The History’s Philip Baker tells us about his new book, out this week, on the Levellers’ Agreements of the People..
Many people might be surprised to learn that we need not have waited until the present day for fixed-term parliaments, or even until the 1832 Reform Act for a significant expansion of the franchise and redistribution of parliamentary seats, if proposals discussed at the height of the English civil war had been realised. Between 1647 and 1649, these and many other modern-sounding ideas – including the complete separation of the legislative and executive arms of government and the stripping away of the political powers of the monarchy and the House of Lords – were put forward in a series of draft written constitutions called the Agreements of the People. Written, variously, by the London-based petitioner movement known as the Levellers, officers and common soldiers of the parliamentarian New Model Army, and national and local London political figures, these documents represent the earliest attempts to produce a written constitution in the English-speaking world.
Unsurprisingly, the Agreements are awarded a significant position in the history of liberal democracy, and political commentators have cited their influence on the French and American Revolutions and home-grown movements like the Chartists. They also continue to inspire modern protest groups. Only last month, a number of organisations, including Occupy London, called for a ‘New Agreement of the People’ and staged the ‘New Putney Debates’, discussing law and democracy in St. Mary’s Church, Putney, where, 365 years earlier, men such as Oliver Cromwell, John Wildman and the MP and army colonel Thomas Rainborough argued over the first Agreement of the People, the latter declaring famously:
for really, I think that the poorest he that is in England hath a life to live as the greatest he; and therefore truly, sir, I think it’s clear, that every man that is to live under a government ought first, by his own consent, to put himself under that government.

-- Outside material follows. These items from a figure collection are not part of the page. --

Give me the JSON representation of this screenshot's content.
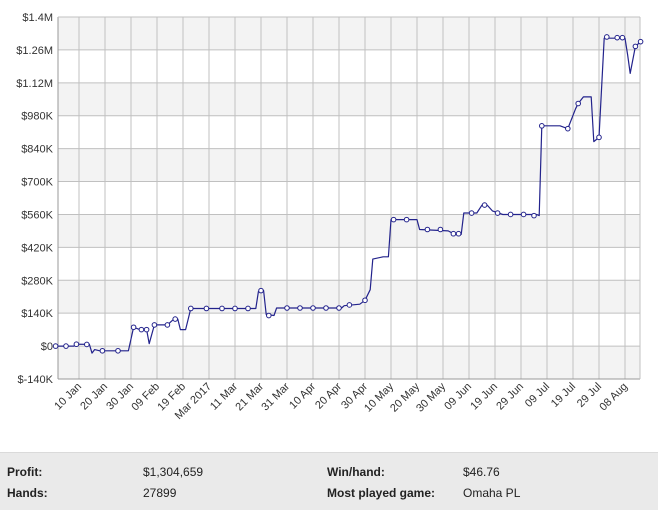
{
  "colors": {
    "line": "#23238c",
    "marker_fill": "#ffffff",
    "band_alt": "#f3f3f3",
    "grid": "#c0c0c0",
    "axis": "#999999",
    "stats_bg": "#eaeaea"
  },
  "chart_data": {
    "type": "line",
    "title": "",
    "xlabel": "",
    "ylabel": "",
    "x_axis": "date",
    "ylim": [
      -140000,
      1400000
    ],
    "y_ticks": [
      -140000,
      0,
      140000,
      280000,
      420000,
      560000,
      700000,
      840000,
      980000,
      1120000,
      1260000,
      1400000
    ],
    "y_tick_labels": [
      "$-140K",
      "$0",
      "$140K",
      "$280K",
      "$420K",
      "$560K",
      "$700K",
      "$840K",
      "$980K",
      "$1.12M",
      "$1.26M",
      "$1.4M"
    ],
    "x_ticks": [
      "2017-01-10",
      "2017-01-20",
      "2017-01-30",
      "2017-02-09",
      "2017-02-19",
      "2017-03-01",
      "2017-03-11",
      "2017-03-21",
      "2017-03-31",
      "2017-04-10",
      "2017-04-20",
      "2017-04-30",
      "2017-05-10",
      "2017-05-20",
      "2017-05-30",
      "2017-06-09",
      "2017-06-19",
      "2017-06-29",
      "2017-07-09",
      "2017-07-19",
      "2017-07-29",
      "2017-08-08"
    ],
    "x_tick_labels": [
      "10 Jan",
      "20 Jan",
      "30 Jan",
      "09 Feb",
      "19 Feb",
      "Mar 2017",
      "11 Mar",
      "21 Mar",
      "31 Mar",
      "10 Apr",
      "20 Apr",
      "30 Apr",
      "10 May",
      "20 May",
      "30 May",
      "09 Jun",
      "19 Jun",
      "29 Jun",
      "09 Jul",
      "19 Jul",
      "29 Jul",
      "08 Aug"
    ],
    "grid": true,
    "legend": "none",
    "series": [
      {
        "markers": [
          {
            "x": "2017-01-01",
            "y": 0
          },
          {
            "x": "2017-01-05",
            "y": 0
          },
          {
            "x": "2017-01-09",
            "y": 8000
          },
          {
            "x": "2017-01-13",
            "y": 7000
          },
          {
            "x": "2017-01-19",
            "y": -20000
          },
          {
            "x": "2017-01-25",
            "y": -20000
          },
          {
            "x": "2017-01-31",
            "y": 80000
          },
          {
            "x": "2017-02-03",
            "y": 70000
          },
          {
            "x": "2017-02-05",
            "y": 70000
          },
          {
            "x": "2017-02-08",
            "y": 90000
          },
          {
            "x": "2017-02-13",
            "y": 90000
          },
          {
            "x": "2017-02-16",
            "y": 115000
          },
          {
            "x": "2017-02-22",
            "y": 160000
          },
          {
            "x": "2017-02-28",
            "y": 160000
          },
          {
            "x": "2017-03-06",
            "y": 160000
          },
          {
            "x": "2017-03-11",
            "y": 160000
          },
          {
            "x": "2017-03-16",
            "y": 160000
          },
          {
            "x": "2017-03-21",
            "y": 236000
          },
          {
            "x": "2017-03-24",
            "y": 130000
          },
          {
            "x": "2017-03-31",
            "y": 162000
          },
          {
            "x": "2017-04-05",
            "y": 162000
          },
          {
            "x": "2017-04-10",
            "y": 162000
          },
          {
            "x": "2017-04-15",
            "y": 162000
          },
          {
            "x": "2017-04-20",
            "y": 162000
          },
          {
            "x": "2017-04-24",
            "y": 175000
          },
          {
            "x": "2017-04-30",
            "y": 195000
          },
          {
            "x": "2017-05-11",
            "y": 538000
          },
          {
            "x": "2017-05-16",
            "y": 538000
          },
          {
            "x": "2017-05-24",
            "y": 496000
          },
          {
            "x": "2017-05-29",
            "y": 496000
          },
          {
            "x": "2017-06-03",
            "y": 478000
          },
          {
            "x": "2017-06-05",
            "y": 478000
          },
          {
            "x": "2017-06-10",
            "y": 566000
          },
          {
            "x": "2017-06-15",
            "y": 600000
          },
          {
            "x": "2017-06-20",
            "y": 566000
          },
          {
            "x": "2017-06-25",
            "y": 560000
          },
          {
            "x": "2017-06-30",
            "y": 560000
          },
          {
            "x": "2017-07-04",
            "y": 555000
          },
          {
            "x": "2017-07-07",
            "y": 937000
          },
          {
            "x": "2017-07-17",
            "y": 925000
          },
          {
            "x": "2017-07-21",
            "y": 1032000
          },
          {
            "x": "2017-07-29",
            "y": 888000
          },
          {
            "x": "2017-08-01",
            "y": 1315000
          },
          {
            "x": "2017-08-05",
            "y": 1312000
          },
          {
            "x": "2017-08-07",
            "y": 1312000
          },
          {
            "x": "2017-08-12",
            "y": 1275000
          },
          {
            "x": "2017-08-14",
            "y": 1295000
          }
        ],
        "line": [
          {
            "x": "2017-01-01",
            "y": 0
          },
          {
            "x": "2017-01-08",
            "y": 0
          },
          {
            "x": "2017-01-09",
            "y": 8000
          },
          {
            "x": "2017-01-14",
            "y": 7000
          },
          {
            "x": "2017-01-15",
            "y": -30000
          },
          {
            "x": "2017-01-16",
            "y": -15000
          },
          {
            "x": "2017-01-18",
            "y": -20000
          },
          {
            "x": "2017-01-29",
            "y": -20000
          },
          {
            "x": "2017-01-31",
            "y": 80000
          },
          {
            "x": "2017-02-02",
            "y": 72000
          },
          {
            "x": "2017-02-05",
            "y": 70000
          },
          {
            "x": "2017-02-06",
            "y": 10000
          },
          {
            "x": "2017-02-08",
            "y": 90000
          },
          {
            "x": "2017-02-13",
            "y": 90000
          },
          {
            "x": "2017-02-15",
            "y": 110000
          },
          {
            "x": "2017-02-17",
            "y": 115000
          },
          {
            "x": "2017-02-18",
            "y": 70000
          },
          {
            "x": "2017-02-20",
            "y": 70000
          },
          {
            "x": "2017-02-22",
            "y": 160000
          },
          {
            "x": "2017-03-19",
            "y": 160000
          },
          {
            "x": "2017-03-20",
            "y": 232000
          },
          {
            "x": "2017-03-22",
            "y": 236000
          },
          {
            "x": "2017-03-23",
            "y": 135000
          },
          {
            "x": "2017-03-26",
            "y": 130000
          },
          {
            "x": "2017-03-27",
            "y": 162000
          },
          {
            "x": "2017-04-21",
            "y": 162000
          },
          {
            "x": "2017-04-22",
            "y": 172000
          },
          {
            "x": "2017-04-28",
            "y": 178000
          },
          {
            "x": "2017-04-30",
            "y": 195000
          },
          {
            "x": "2017-05-02",
            "y": 240000
          },
          {
            "x": "2017-05-03",
            "y": 370000
          },
          {
            "x": "2017-05-07",
            "y": 380000
          },
          {
            "x": "2017-05-09",
            "y": 380000
          },
          {
            "x": "2017-05-10",
            "y": 538000
          },
          {
            "x": "2017-05-20",
            "y": 538000
          },
          {
            "x": "2017-05-21",
            "y": 496000
          },
          {
            "x": "2017-06-01",
            "y": 490000
          },
          {
            "x": "2017-06-03",
            "y": 478000
          },
          {
            "x": "2017-06-06",
            "y": 475000
          },
          {
            "x": "2017-06-07",
            "y": 566000
          },
          {
            "x": "2017-06-12",
            "y": 566000
          },
          {
            "x": "2017-06-14",
            "y": 600000
          },
          {
            "x": "2017-06-16",
            "y": 600000
          },
          {
            "x": "2017-06-18",
            "y": 575000
          },
          {
            "x": "2017-06-22",
            "y": 560000
          },
          {
            "x": "2017-07-05",
            "y": 560000
          },
          {
            "x": "2017-07-06",
            "y": 555000
          },
          {
            "x": "2017-07-07",
            "y": 937000
          },
          {
            "x": "2017-07-14",
            "y": 937000
          },
          {
            "x": "2017-07-17",
            "y": 925000
          },
          {
            "x": "2017-07-20",
            "y": 1010000
          },
          {
            "x": "2017-07-21",
            "y": 1032000
          },
          {
            "x": "2017-07-23",
            "y": 1060000
          },
          {
            "x": "2017-07-26",
            "y": 1060000
          },
          {
            "x": "2017-07-27",
            "y": 870000
          },
          {
            "x": "2017-07-29",
            "y": 888000
          },
          {
            "x": "2017-07-31",
            "y": 1310000
          },
          {
            "x": "2017-08-08",
            "y": 1310000
          },
          {
            "x": "2017-08-09",
            "y": 1240000
          },
          {
            "x": "2017-08-10",
            "y": 1160000
          },
          {
            "x": "2017-08-12",
            "y": 1275000
          },
          {
            "x": "2017-08-14",
            "y": 1295000
          }
        ]
      }
    ]
  },
  "stats": {
    "profit_label": "Profit:",
    "profit_value": "$1,304,659",
    "hands_label": "Hands:",
    "hands_value": "27899",
    "winhand_label": "Win/hand:",
    "winhand_value": "$46.76",
    "game_label": "Most played game:",
    "game_value": "Omaha PL"
  }
}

Perhaps parallels can be drawn between the present and the context in which the Agreements were written: periods of war, economic crisis and minority disenchantment with Westminster politicians and their practices; times when some deem civil liberties, freedom of the press and freedom of expression to be under threat. Nevertheless, whatever their resonance with later periods, the Agreements of the People were very much the product of their own time and were designed to address a specific problem: that of settling the nation on common ‘foundations of freedom’ in the aftermath of a protracted and bloody civil war.
This week sees the publication by Palgrave Macmillan of the first ever book on these extraordinary documents, The Agreements of the People, the Levellers and the Constitutional Crisis of the English Revolution, edited by Philip Baker, of HoP, and Elliot Vernon. The essays in the volume examine how the authors of the Agreements sought to rebuild the post-civil war English state on the basis of a mass subscription campaign – a literal agreement of the entire adult population – as a means of legitimating new constitutional structures aimed at guaranteeing the sovereignty of the people, but which also saw the people retain a number of ‘reserved powers’ to themselves. These included freedom of religious conscience, freedom from impressment and legal equality before the law. The introduction to the book, which charts the history and historiography of the Agreements from the civil war until the present day, may be read here for free, and its successive chapters explore the varied origins and influences on the documents, the reaction to them and their contemporary legacy, as well as shedding important new light on the Levellers. The book is essential reading for those fascinated by mid seventeenth-century British history but will also appeal to all those with an interest in the development of democracy and civil liberties over time.